Fig. 127.—Solar Diagonal.

Any reflection from the lower polished surface is turned aside out of the field, while the remainder of the radiation passes through the prism C and is concentrated below it. To prevent scorching the observer the lower end of the tube is capped at E, but the cap has side perforations to provide circulation for the heated air. Using such a prism, the remnant of light reflected can be readily toned down by a neutral tinted glass over the ocular.

In the telescopes of 3 inches and less aperture, and ordinary focal ratio, a plane parallel disc of very dark glass over the ocular gives sufficient protection to the eye. This glass is preferably of neutral tint, and commonly is a scant 1/16 inch thick. Some observers prefer other tints than neutral. A green and a red glass superimposed give good results and so does a disc of the deepest shade of the so-called Noviweld glass, which is similar in effect.

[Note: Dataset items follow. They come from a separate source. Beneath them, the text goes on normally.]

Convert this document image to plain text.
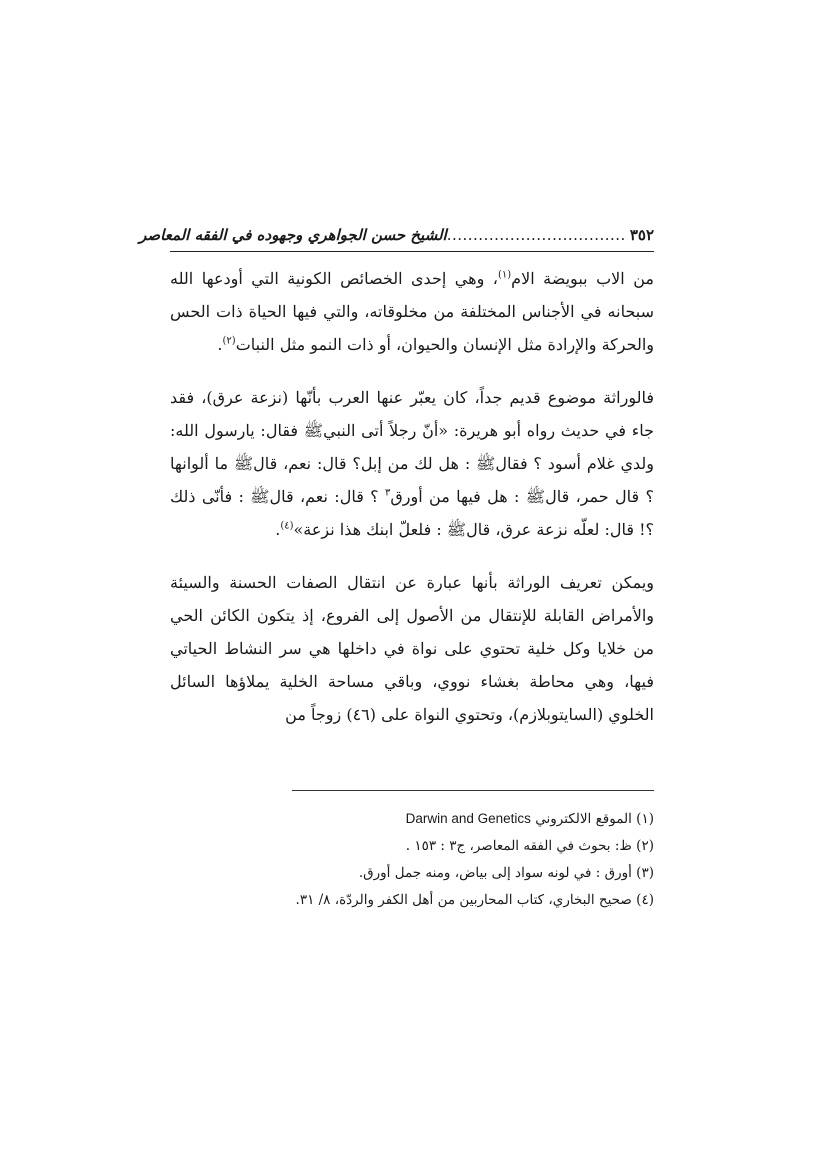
٣٥٢
..................................
الشيخ حسن الجواهري وجهوده في الفقه المعاصر

من الاب ببويضة الام$^{(١)}$، وهي إحدى الخصائص الكونية التي أودعها الله سبحانه في الأجناس المختلفة من مخلوقاته، والتي فيها الحياة ذات الحس والحركة والإرادة مثل الإنسان والحيوان، أو ذات النمو مثل النبات$^{(٢)}$.

فالوراثة موضوع قديم جداً، كان يعبّر عنها العرب بأنّها (نزعة عرق)، فقد جاء في حديث رواه أبو هريرة: «أنّ رجلاً أتى النبيﷺ فقال: يارسول الله: ولدي غلام أسود ؟ فقالﷺ : هل لك من إبل؟ قال: نعم، قالﷺ ما ألوانها ؟ قال حمر، قالﷺ : هل فيها من أورق$^٣$ ؟ قال: نعم، قالﷺ : فأنّى ذلك ؟! قال: لعلّه نزعة عرق، قالﷺ : فلعلّ ابنك هذا نزعة»$^{(٤)}$.

ويمكن تعريف الوراثة بأنها عبارة عن انتقال الصفات الحسنة والسيئة والأمراض القابلة للإنتقال من الأصول إلى الفروع، إذ يتكون الكائن الحي من خلايا وكل خلية تحتوي على نواة في داخلها هي سر النشاط الحياتي فيها، وهي محاطة بغشاء نووي، وباقي مساحة الخلية يملاؤها السائل الخلوي (السايتوبلازم)، وتحتوي النواة على (٤٦) زوجاً من

(١) الموقع الالكتروني Darwin and Genetics
(٢) ظ: بحوث في الفقه المعاصر، ج٣ : ١٥٣ .
(٣) أورق : في لونه سواد إلى بياض، ومنه جمل أورق.
(٤) صحيح البخاري، كتاب المحاربين من أهل الكفر والردّة، ٨/ ٣١.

With an aperture as large as 3 inches a pair of superimposed dark glasses is worth while, for the two will not break simultaneously from the heat and there will be time to get the eye away in safety. A broken sunshade is likely to cost the observer a permanent scotoma, blindness in a small area of the retina which will neither get better nor worse as time goes on.

Fig. 128.—Diagram of Polarizing Eyepiece.

Above 3 inches aperture the solar prism should be used or, if one cares to go to fully double the cost, there is nothing more comfortable to employ in solar observation than the polarizing eye piece, Fig. 128. This shows schematically the arrangement of the device. It depends on the fact that a ray of light falling on a surface of common glass at an angle of incidence of approximately 57° is polarized by the reflection so that while it is freely reflected if it falls again on a surface parallel to the first, it is absorbed if it falls at the same incidence on a surface at right angles to the first.

Thus in Fig. 128 the incident beam from the telescope falls on the black glass surface a at 57° incidence, is again reflected from the parallel mirror b, and then passed on, parallel to its original path, to the lower pair of mirrors c, d. The purpose of the second reflection is to polarize the residual light which through the convergence of the rays was incompletely polarized at the first.

The lower pair of mirrors c, d, again twice reflect the light at the polarizing angle, and, in the position shown, pass it on to the ocular diminished only by the four reflections. But if the second pair of mirrors be rotated together about a line parallel to b c as an axis the transmitted light begins to fade out, and when they have been turned 90°, so that their planes are inclined 90° to a and b (= 33° to the plane of the paper), the light is substantially extinguished.

Thus by merely turning the second pair of mirrors the solar image can be reduced in brilliancy to any extent whatever, without modifying its color in any way. The typical form given to the polarizing eyepiece is similar to Fig. 129. Here t_2 is the box containing the polarizing mirrors, a b, fitted to the draw tube, but for obvious reasons eccentric with it, t_1 is the rotating box containing the “analysing” mirrors c, d, and a is the ocular turning with it.